The US bond market was rattled by Gross’ departure given his long connection with Pimco
Bill Gross, one of the bond market’s most renowned investors, has quit Pimco, the huge investment firm he co-founded more than 40 years ago and with which his name has been effectively synonymous, for Janus Capital Group, a distant rival in the asset management arena.
The surprise development, which rattled the US bond market, came the day before Pimco and its parent, German insurer Allianz SE, planned to dismiss Gross, a source familiar with the matter told Reuters.
Gross, who had been Pimco’s chief investment officer, had been clashing with the firm’s executive committee and had threatened to quit multiple times, the source said.

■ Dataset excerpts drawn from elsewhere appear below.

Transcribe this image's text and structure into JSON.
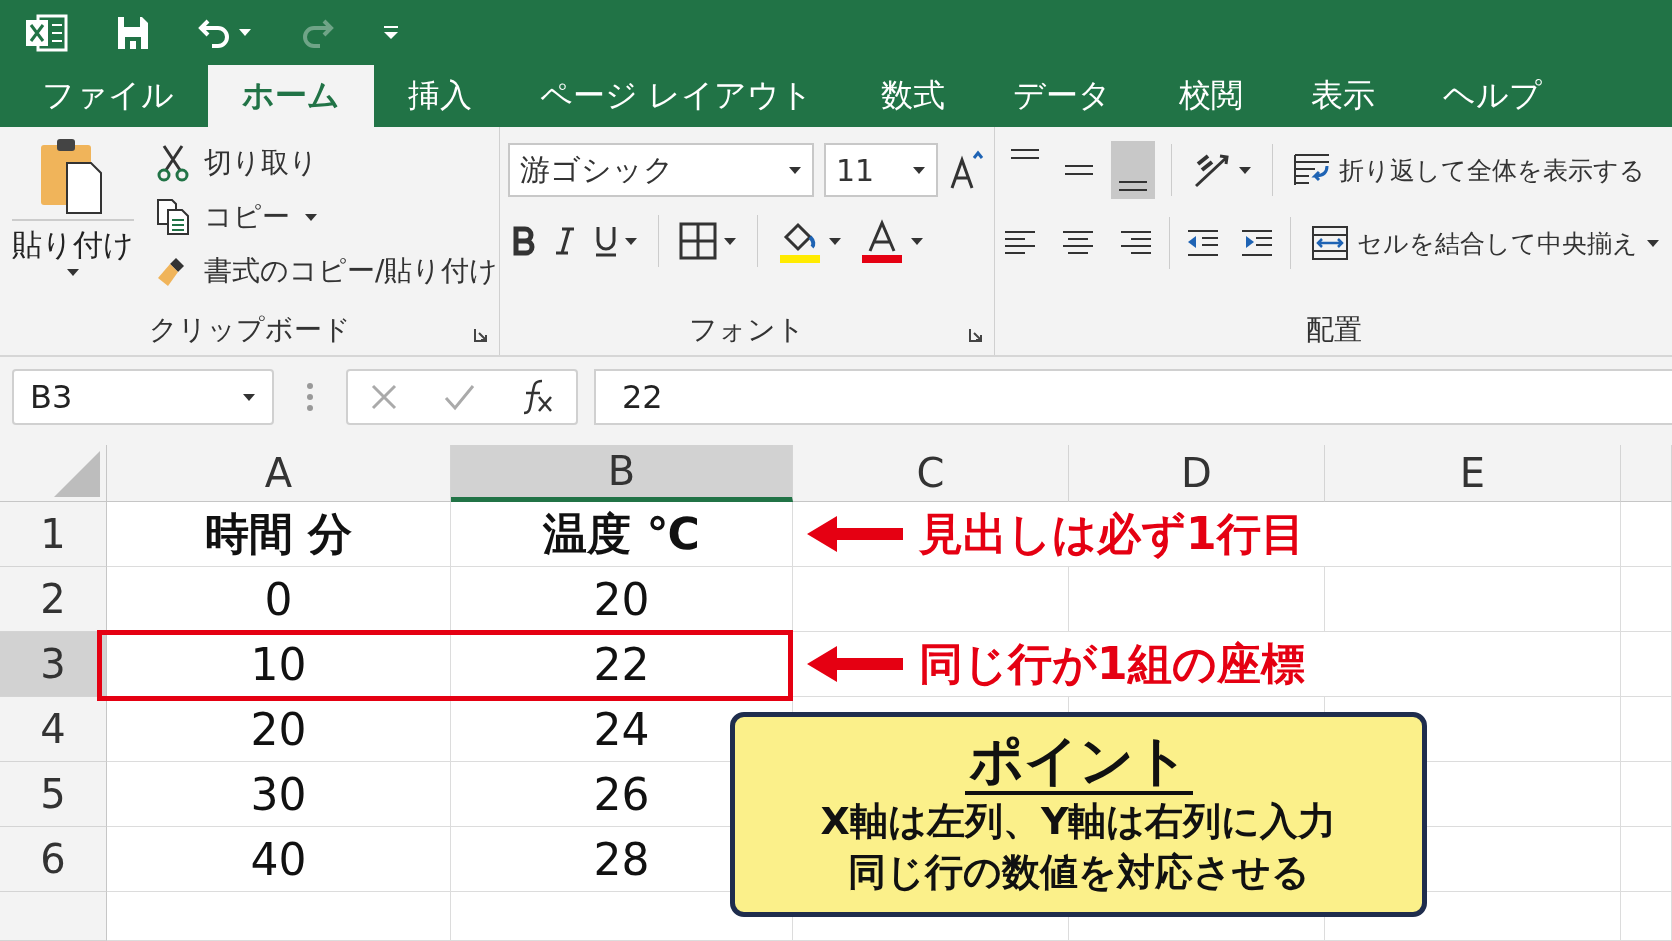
{
  "quick_access": {
    "redo": {
      "disabled": true
    }
  },
  "tabs": [
    {
      "label": "ファイル",
      "selected": false
    },
    {
      "label": "ホーム",
      "selected": true
    },
    {
      "label": "挿入",
      "selected": false
    },
    {
      "label": "ページ レイアウト",
      "selected": false
    },
    {
      "label": "数式",
      "selected": false
    },
    {
      "label": "データ",
      "selected": false
    },
    {
      "label": "校閲",
      "selected": false
    },
    {
      "label": "表示",
      "selected": false
    },
    {
      "label": "ヘルプ",
      "selected": false
    }
  ],
  "clipboard": {
    "paste": "貼り付け",
    "cut": "切り取り",
    "copy": "コピー",
    "format_painter": "書式のコピー/貼り付け",
    "label": "クリップボード"
  },
  "font": {
    "name": "游ゴシック",
    "size": "11",
    "label": "フォント"
  },
  "alignment": {
    "vertical_align_buttons": [
      {
        "selected": false
      },
      {
        "selected": false
      },
      {
        "selected": true
      }
    ],
    "wrap_text": "折り返して全体を表示する",
    "merge_center": "セルを結合して中央揃え",
    "label": "配置"
  },
  "formula_bar": {
    "name_box": "B3",
    "formula": "22"
  },
  "sheet": {
    "columns": [
      {
        "label": "A",
        "selected": false
      },
      {
        "label": "B",
        "selected": true
      },
      {
        "label": "C",
        "selected": false
      },
      {
        "label": "D",
        "selected": false
      },
      {
        "label": "E",
        "selected": false
      }
    ],
    "rows": [
      {
        "number": "1",
        "selected": false,
        "kind": "header",
        "cells": [
          "時間 分",
          "温度 ℃"
        ],
        "note": "見出しは必ず1行目"
      },
      {
        "number": "2",
        "selected": false,
        "kind": "data",
        "cells": [
          "0",
          "20"
        ]
      },
      {
        "number": "3",
        "selected": true,
        "kind": "data",
        "highlighted": true,
        "cells": [
          "10",
          "22"
        ],
        "note": "同じ行が1組の座標"
      },
      {
        "number": "4",
        "selected": false,
        "kind": "data",
        "cells": [
          "20",
          "24"
        ]
      },
      {
        "number": "5",
        "selected": false,
        "kind": "data",
        "cells": [
          "30",
          "26"
        ]
      },
      {
        "number": "6",
        "selected": false,
        "kind": "data",
        "cells": [
          "40",
          "28"
        ]
      }
    ]
  },
  "callout": {
    "title": "ポイント",
    "lines": [
      "X軸は左列、Y軸は右列に入力",
      "同じ行の数値を対応させる"
    ]
  }
}
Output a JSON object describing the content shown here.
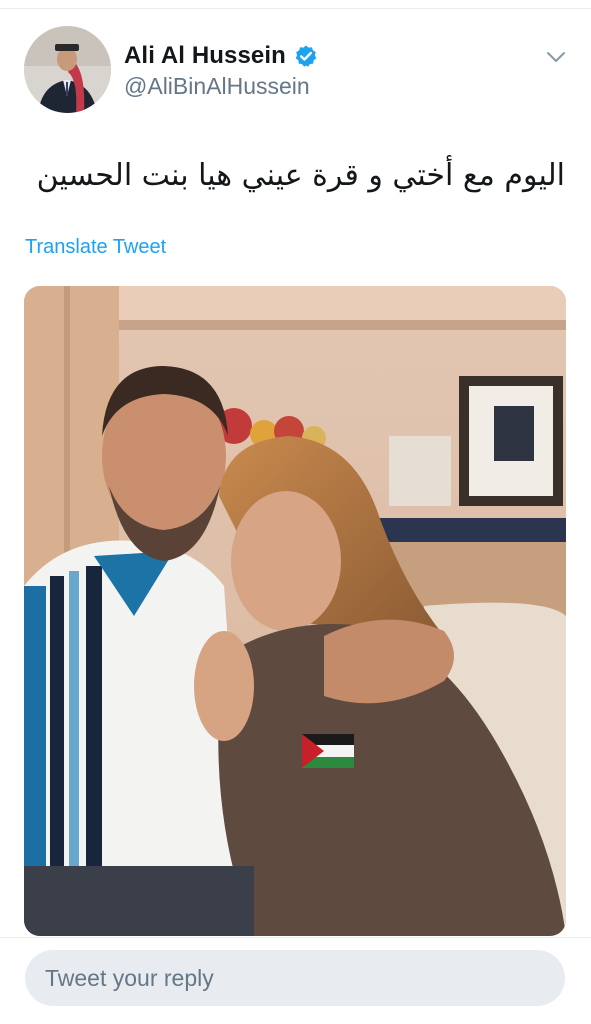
{
  "tweet": {
    "author": {
      "display_name": "Ali Al Hussein",
      "handle": "@AliBinAlHussein",
      "verified": true,
      "avatar_icon": "profile-photo-icon"
    },
    "menu_icon": "chevron-down-icon",
    "text": "اليوم مع أختي و قرة عيني هيا بنت الحسين",
    "translate_label": "Translate Tweet",
    "media_alt": "photo"
  },
  "reply": {
    "placeholder": "Tweet your reply"
  },
  "colors": {
    "accent": "#1da1f2",
    "text_primary": "#14171a",
    "text_secondary": "#657786",
    "divider": "#e6ecf0",
    "reply_bg": "#e8ecf0"
  }
}
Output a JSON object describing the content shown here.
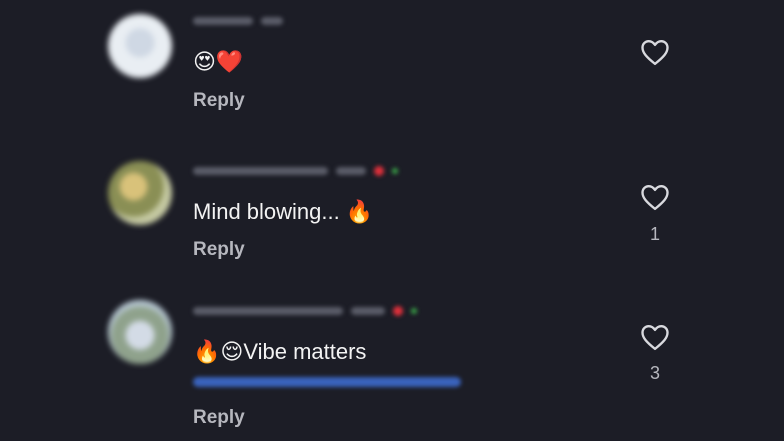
{
  "comments": [
    {
      "text": "😍❤️",
      "reply_label": "Reply",
      "like_count": ""
    },
    {
      "text": "Mind blowing... 🔥",
      "reply_label": "Reply",
      "like_count": "1"
    },
    {
      "text": "🔥😌Vibe matters",
      "reply_label": "Reply",
      "like_count": "3"
    }
  ],
  "icons": {
    "like": "heart-outline-icon"
  },
  "colors": {
    "background": "#1c1d26",
    "text": "#f3f3f3",
    "muted": "#b6b7be",
    "mention": "#3f6fd6",
    "badge_red": "#e0303b",
    "badge_green": "#3aa648"
  }
}
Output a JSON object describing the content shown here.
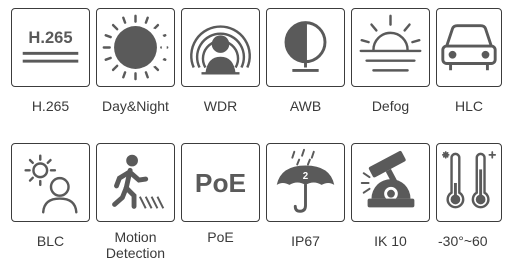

The committee had planned to accept his latest resignation on Saturday.
“Pimco and Bill Gross are synonymous,” said Todd Rosenbluth, director of mutual fund research at S&P Capital IQ.
“It will be extremely hard to think of Pimco and Bill Gross as separate, and it will take time for investors to realise that he no longer is going to play a role at one of the world’s largest fixed income managers.”
The departure is the latest twist in a tumultuous year for Gross, long dubbed “the bond king” for his prowess in fixed-income investing, and for the investment firm he helped build into a $ 2 trillion powerhouse since co-founding it in 1971.
Earlier this year, his co-chief investment officer, Mohamed El-Erian, left Pimco, sparking a highly public falling out between the two long-time colleagues.
Moreover, Gross’ flagship Pimco Total Return Fund, the world’s largest bond fund with more than $ 220bn in assets, has suffered nearly $ 70bn of investor withdrawals over the past 16 months, while its performance has lagged its peers and the wider bond market.
The departure also comes within days of news that US securities regulators were investigating Pimco and Gross in connection with an exchange-traded fund he managed at the firm.
The probe is not related to Gross’ departure, a source familiar with the matter told Reuters.
The news hit the US Treasury bond market, sending yields higher and bond prices lower. Shares of Allianz fell more than 6% in German trading.
Gross’ move was seen as a huge coup for Janus, which has less than $ 180bn in assets under management, less than the Total Return Fund and a fraction of Pimco’s total assets.
He is reconnecting with Richard Weil, who spent 15 years at Pimco before taking over as chief executive officer of Janus in 2010.
Gross will manage the Janus Global Unconstrained Bond Fund beginning on Monday, the firm said in a statement. The fund, started in May, has just $ 13m in assets.
Janus shares rocketed more than 30% higher to $ 14.50.
Newport Beach, California-based Pimco said in a statement that it had a succession plan in place and that its management board would confirm a new chief investment officer shortly.
El-Erian, who is still with Allianz after leaving Pimco, will not succeed Gross, one of the sources said, adding that the successor is expected to be an internal candidate.
This week, Gross had come under renewed scrutiny as the US Securities and Exchange Commission investigates whether a popular ETF he runs, which was launched to mimic the strategy of the much larger Pimco Total Return Fund, had artificially inflated returns.